Короткое время там что-то шуршало, стукалось об пол, — видно, падали сброшенные туфли, потом резко заскрипела кушетка — это старшая медсестра заняла наконец привычное свое исходное положение.
— Иди, я налила, — послышался ее голос, и доктор Баранов, стягивая с себя халат и небрежно кидая его на ширму, отправился к Ольге.
Кушетка заскрипела еще резче и ритмичнее, послышались глубокие вздохи, обрываемые короткими всхлипами, больше похожими на сдерживаемые с трудом вскрики, а затем разом оборвались, будто обрезанные долгим и протяжным, но едва слышным стоном. И непонятно было, чей это стон — мужчины или женщины…
Дважды коротко прозвенели и резко прерывались телефонные звонки.
Скрип кушетки то возобновлялся, то скоро прекращался. Наконец, поддергивая и поправляя на плечах подтяжки, из-за ширмы появился доктор. Короткое время спустя вышла и старшая медсестра, застегивая на себе белый, тесноватый для нее халат. Она подала доктору пиджак и помогла надеть его в рукава, затем взяла со стола бумажную салфетку, послюнила ее и, подойдя вплотную к Вячеславу Сергеевичу, вытерла ею щеки и крылья его ноздрей, убирая следы своей губной помады.
— Так что ты утром намекал насчет дневного стационара? — спросила усталым, но деловитым голосом.
— Я думаю, — так же серьезно ответил Баранов, — что возможность занять кресло главврача ведущей наркологической больницы, совместив ее с должностью главного нарколога, становится не такой уж несбыточной мечтой, вот что.
— На фоне недавних событий? А от кого исходит такое предложение? — Ольга, похоже, зрила в самый корень.
— Есть кое-кто, — неопределенно ответил Баранов, не желая раньше времени выдавать свою тайну — так он хотел, чтоб ей, во всяком случае, казалось. — Ты-то пойдешь со мной? Как решила? Или останешься здесь? Или, может, у тебя уже имеются более выгодные предложения?
— Чудак, — усмехнулась Ольга, — а куда я от тебя, вообще, денусь? И кто тебе будет постоянно обеспечивать нужный тонус и полное душевное спокойствие? Сам подумай!
— Да разве только в этом дело? Мне верные люди понадобятся. А их очень мало.
— Будет больше. Ничего, справишься. Ты, смотрю, бодрый, даже не утомился. Сейчас пойду Варьке скажу, чтоб она еще губками поработала, на дорожку тебе, хочешь?
— А сама?
— Могу, конечно, но я не по этой части, ты же знаешь.
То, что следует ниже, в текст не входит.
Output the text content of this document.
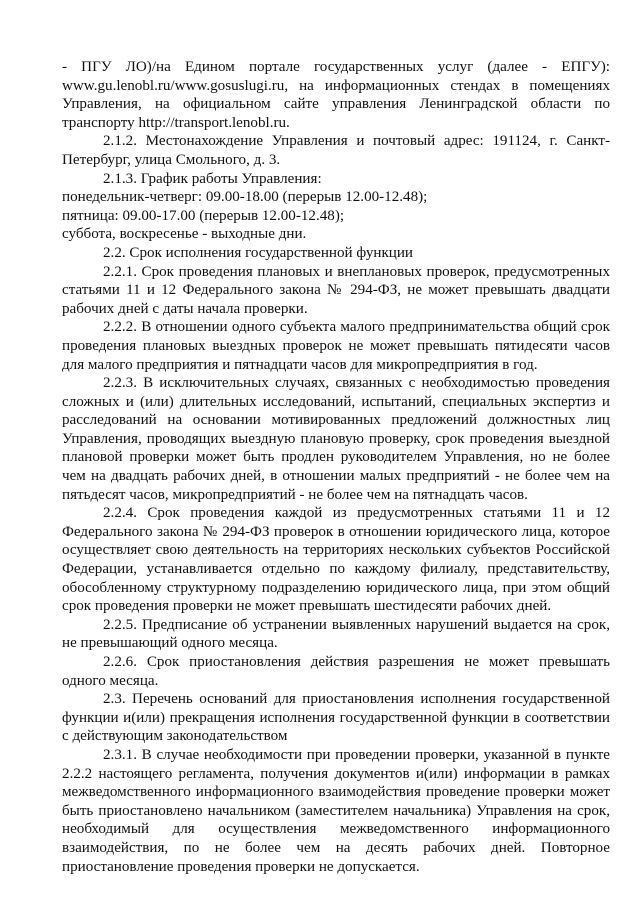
- ПГУ ЛО)/на Едином портале государственных услуг (далее - ЕПГУ): www.gu.lenobl.ru/www.gosuslugi.ru, на информационных стендах в помещениях Управления, на официальном сайте управления Ленинградской области по транспорту http://transport.lenobl.ru.

2.1.2. Местонахождение Управления и почтовый адрес: 191124, г. Санкт-Петербург, улица Смольного, д. 3.

2.1.3. График работы Управления:

понедельник-четверг: 09.00-18.00 (перерыв 12.00-12.48);

пятница: 09.00-17.00 (перерыв 12.00-12.48);

суббота, воскресенье - выходные дни.

2.2. Срок исполнения государственной функции

2.2.1. Срок проведения плановых и внеплановых проверок, предусмотренных статьями 11 и 12 Федерального закона № 294-ФЗ, не может превышать двадцати рабочих дней с даты начала проверки.

2.2.2. В отношении одного субъекта малого предпринимательства общий срок проведения плановых выездных проверок не может превышать пятидесяти часов для малого предприятия и пятнадцати часов для микропредприятия в год.

2.2.3. В исключительных случаях, связанных с необходимостью проведения сложных и (или) длительных исследований, испытаний, специальных экспертиз и расследований на основании мотивированных предложений должностных лиц Управления, проводящих выездную плановую проверку, срок проведения выездной плановой проверки может быть продлен руководителем Управления, но не более чем на двадцать рабочих дней, в отношении малых предприятий - не более чем на пятьдесят часов, микропредприятий - не более чем на пятнадцать часов.

2.2.4. Срок проведения каждой из предусмотренных статьями 11 и 12 Федерального закона № 294-ФЗ проверок в отношении юридического лица, которое осуществляет свою деятельность на территориях нескольких субъектов Российской Федерации, устанавливается отдельно по каждому филиалу, представительству, обособленному структурному подразделению юридического лица, при этом общий срок проведения проверки не может превышать шестидесяти рабочих дней.

2.2.5. Предписание об устранении выявленных нарушений выдается на срок, не превышающий одного месяца.

2.2.6. Срок приостановления действия разрешения не может превышать одного месяца.

2.3. Перечень оснований для приостановления исполнения государственной функции и(или) прекращения исполнения государственной функции в соответствии с действующим законодательством

2.3.1. В случае необходимости при проведении проверки, указанной в пункте 2.2.2 настоящего регламента, получения документов и(или) информации в рамках межведомственного информационного взаимодействия проведение проверки может быть приостановлено начальником (заместителем начальника) Управления на срок, необходимый для осуществления межведомственного информационного взаимодействия, по не более чем на десять рабочих дней. Повторное приостановление проведения проверки не допускается.
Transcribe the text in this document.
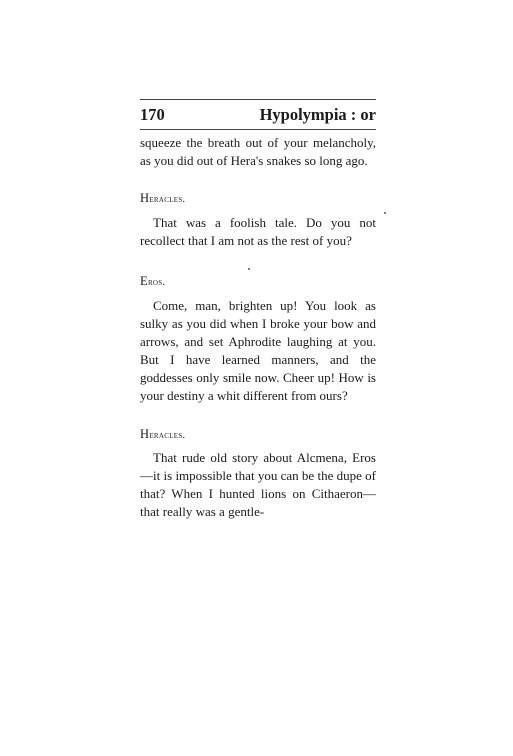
170	Hypolympia : or

squeeze the breath out of your melancholy, as you did out of Hera's snakes so long ago.

Heracles.

That was a foolish tale. Do you not recollect that I am not as the rest of you?

Eros.

Come, man, brighten up! You look as sulky as you did when I broke your bow and arrows, and set Aphrodite laughing at you. But I have learned manners, and the goddesses only smile now. Cheer up! How is your destiny a whit different from ours?

Heracles.

That rude old story about Alcmena, Eros—it is impossible that you can be the dupe of that? When I hunted lions on Cithaeron—that really was a gentle-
И потом, я вовсе не ревнивая, что тебе так же хорошо известно… Слушай, Слав, а чего это разговоры вдруг пошли всякие?.. Будто бы ты сам и заказал Артемову? Ты бы пресекал их? Зачем тебе нужна лишняя болтовня?..
Иногда она была не к месту догадливой, знал о таком ее качестве Баранов. Этакая, понимаешь, не в меру сообразительная барышня тридцати трех лет от роду. И в этом имелся как несомненный ее плюс, так и некоторый минус — никогда ведь не знаешь, куда повернет вдруг женская сообразительность!
— А что я могу поделать? Собака лает — ветер носит. На всякий роток не накинешь платок, так ведь говорят? Но что-то предпринять придется, ты права. Пока я выезжал, мне тут никто из важных людей не звонил?